Herumgesprochen hat sich mittlerweile, dass das Bundesarbeitsgericht (BAG) das „und“ zwischen eingestellt und beschäftigt in Wirklichkeit als „oder“ versteht: eingestellt „oder“ beschäftigt. Zum Ärgernis vieler Arbeitgeber, denn der Gesetzeswortlaut mit seinem „und“ ist ja eigentlich eindeutig. Wann aber genau wird denn ein*e Arbeitnehmer*in zum Zweck der Überlassung beschäftigt? Ein jüngstes Urteil des 8. Senats des BAG vom 12. November 2024 bringt mehr Klarheit in diese sehr praxisrelevante Frage.

Entscheidung des Bundesarbeitsgerichts vom 12. November 2024 - 9 AZR 13/24

Das BAG stellt noch einmal klar, dass es an seiner Meinung zum „und“/“oder“ festhält: Die Anwendung des Konzernprivilegs ist nicht nur dann ausgeschlossen, wenn der*die Arbeitnehmer*in sowohl zum Zweck der Überlassung eingestellt als auch zu diesem Zweck beschäftigt wird, sondern bereits dann, wenn entweder die Einstellung oder die Beschäftigung Überlassungszwecken dient. Die Konjunktion „und“ in § 1 Abs. 3 Nr. 2 AÜG beschreibe ein alternatives Verhältnis der Merkmale Einstellung und Beschäftigung. Dies ergebe sich aus einer dem Sinn und Zweck der Vorschrift und dem Willen des historischen Gesetzgebers entsprechenden Auslegung. Das Konzernprivileg ist damit nicht nur bei einer Überlassung von Arbeitnehmer*innen innerhalb des Konzerns ausgeschlossen, die von vornherein „zum Zweck der Überlassung eingestellt“ worden sind, sondern auch dann, wenn sie zwar nicht zum Zweck der Überlassung eingestellt wurden, sich ihr späterer Einsatz in einem Konzernunternehmen jedoch als Beschäftigung „zum Zweck der Überlassung“ erweist. Die zwingenden Vorgaben des AÜG können nicht dadurch umgangen werden, dass der Arbeitsvertrag nach der Einstellung geändert und der*die Arbeitnehmer*in zum Zweck der Überlassung als Leiharbeitnehmer*in beschäftigt wird.

Das Vorliegen einer Einstellung und/oder Beschäftigung zum Zweck der Überlassung ist anhand des Arbeitsvertrags oder einer Gesamtbetrachtung der Umstände der Beschäftigung festzustellen.

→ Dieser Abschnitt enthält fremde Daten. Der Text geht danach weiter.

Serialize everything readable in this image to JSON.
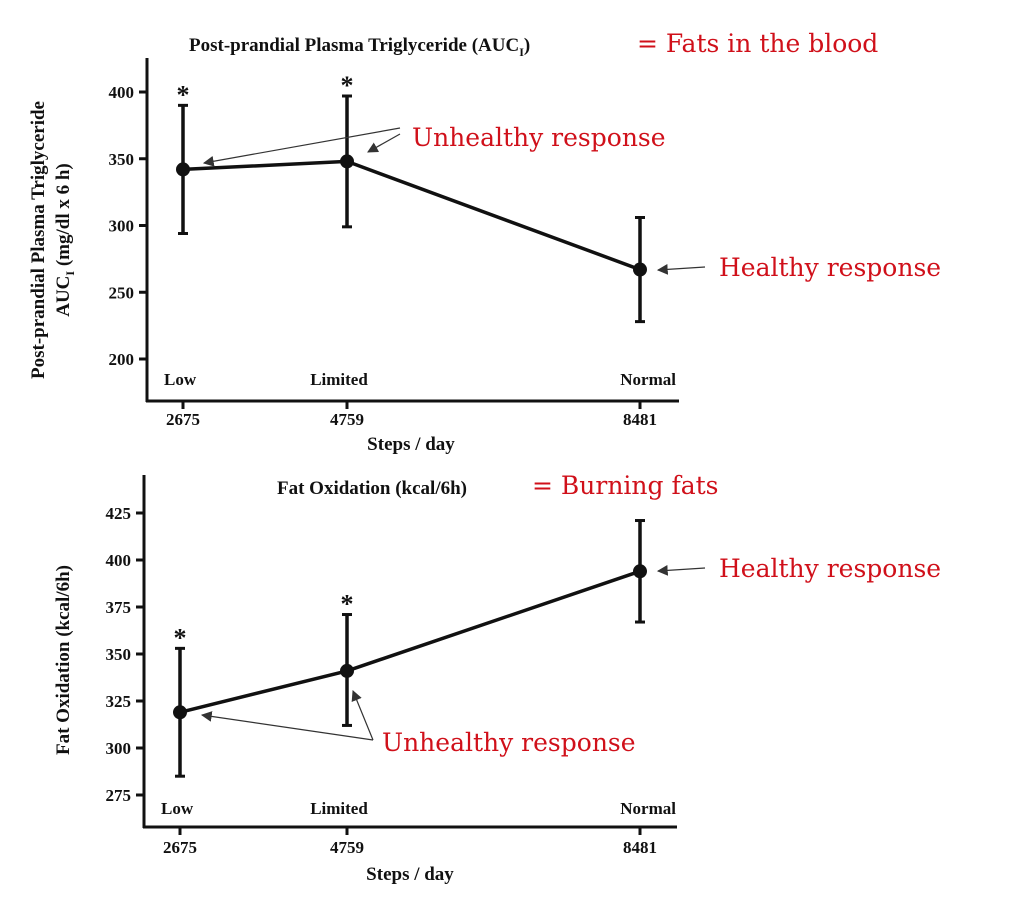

  • Ein Indiz, dass der*die Arbeitnehmer*in zum Zweck der Arbeitnehmerüberlassung beschäftigt werden soll, ist auch dann gegeben, wenn er regelmäßig oder für einen außergewöhnlich langen Zeitraum an Dritte innerhalb oder außerhalb des Konzerns überlassen wird. Ob dies der Fall ist, beurteilt sich insbesondere nach dem Unternehmenszweck des Vertragsarbeitgebers, der Dauer und Häufigkeit der Überlassung(-en), aber auch nach Häufigkeit und Dauer der Unterbrechungen sowie dem Anlass der Überlassung.
  • Bei der Bewertung der Überlassungsdauer ist ein Rückgriff auf feste Zeitgrenzen ausgeschlossen.
  • Ein Indiz für eine Beschäftigung zum Zweck der Überlassung, die das Konzernprivileg ausschließt, liegt vor, wenn die konzerninterne Überlassung auf Dauer oder für einen unbestimmten Zeitraum erfolgt bzw. erfolgen soll. In einem solchen Fall kann in der Regel nicht mehr davon ausgegangen werden, dass für den*der Arbeitnehmer*in eine Beschäftigung bei seinem Vertragsarbeitgeber vorgesehen ist.
  • Bei einer langfristigen Überlassung findet in der Regel eine Verlagerung des Schwerpunkts des Arbeitsverhältnisses statt. Diese äußert sich darin, dass der*die überlassene Arbeitnehmer*in einerseits dem Betrieb des Verleihers entfremdet und andererseits immer fester in die Betriebs- und Arbeitsorganisation des Entleihers eingegliedert wird.
  • Eine länger andauernde Überlassung kann andererseits unschädlich sein, wenn ihr ein sie rechtfertigender Anlass zugrunde liegt. Entscheidend sind stets die Gesamtumstände.
  • Besondere Bedeutung kommt dem Anlass der Überlassung zu: Liegt der Konzernleihe ein besonderer Anlass zugrunde, insbesondere ein solcher, der im Interesse des*der Arbeitnehmer*in liegt (z.B. Trainee, Vertretung; Einweisung, Schulung des*der überlassenen Arbeitnehmer*in) oder sind im fremden Konzernunternehmen besondere Aufgaben wahrzunehmen (z.B. Aufbauhilfe, Schulung von Mitarbeitenden des anderen Unternehmens), spricht dies indiziell gegen eine Beschäftigung zum Zweck der Überlassung.
  • Davon ist auch auszugehen, wenn der Grund für die Überlassung einem der in § 14 Abs. 1 Satz 2 TzBfG aufgezählten Befristungsgründe zuzuordnen ist.
  • Dient die Überlassung demgegenüber der Erledigung regelmäßig beim entleihenden Konzernunternehmen anfallender Aufgaben und liegt auch beim Vertragsarbeitgeber kein besonderer Grund für die Abgabe des*der überlassenen Arbeitnehmer*in vor, spricht dies für eine Beschäftigung zum Zwecke der Überlassung.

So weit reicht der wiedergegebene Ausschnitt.